Microsoft is investigating complaints about its Xbox Live customer service - in particular those about refunds associated with what it insists is "phishing related fraud".
It vowed to resolve refund issues as soon as possible.
Today The Sun followed up its front page "XBOX CYBER FRAUD" story with a fresh report focusing on "angry gamers" who have "slammed" Microsoft for "dragging its heels" over refunds.
Victims quoted in the story denied clicking on phishing websites or giving out personal details - and suggested Microsoft was under attack from gangs in China and Russia.
One gamer, Jon Goff, said: "This is sinister. I haven't provided crooks with any details. How are they getting into our accounts?"
Speaking to Eurogamer today, Microsoft apologised to anyone who has not received a good service from its customer service team.
"As we commented on Tuesday, the Xbox Live service has not been hacked," a spokesperson said.
"However, we are investigating a number of recent customer complaints relating to Xbox Live customer service - particularly in the way that we have processed refunds to customers that have been victims of phishing related fraud.
"Consequently, we are taking several steps to address and resolve these particular issues as soon as possible and working closely with our affected customers to investigate and resolve any unauthorized charges made to their accounts resulting from recent phishing scams.
"Finally we would like to apologise to any customers who have not experienced a good service from us."
Earlier this month Microsoft told Eurogamer the recent spate of Xbox Live account hijackings involving unauthorised FIFA Ultimate Team pack purchases were not due to a system exploit or hack.
Microsoft's online safety director Doug Park insisted that the problem didn't represent "a new attack vector".
"It's not a hack, it's really just a different way to monetise stolen accounts," he explained.

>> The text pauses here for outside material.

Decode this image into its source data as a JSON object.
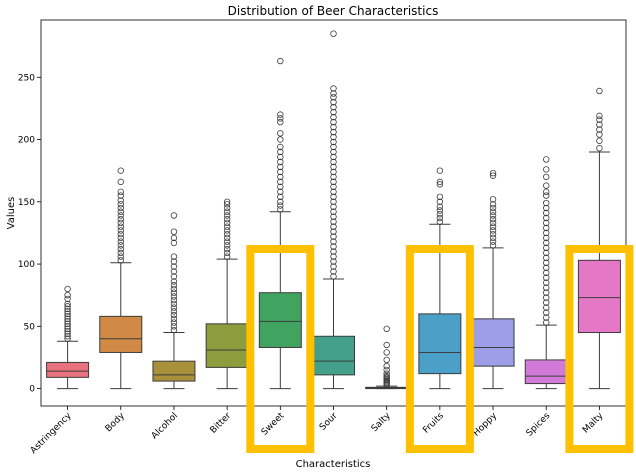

"Any service has compromises. Facebook has compromises, WOW has compromises. What they're really doing is trying to make money off those compromises. So FIFA is a very popular title - it's just a new way for the bad guys to make money. It wasn't, based on our investigation... we didn't see anything new. It was just a different avenue."
Park suggested that a run-of-the-mill data phishing scam was the cause, though wouldn't go into specifics.
The FIFA issue first raised its head last month, when a significant number of users reported that their accounts had been taken over by cyber thieves and were being used to purchase FIFA Ultimate Team content packs, presumably for re-sale.
At the time, Microsoft announced that it was "working with our impacted members directly to resolve any unauthorised changes to their accounts."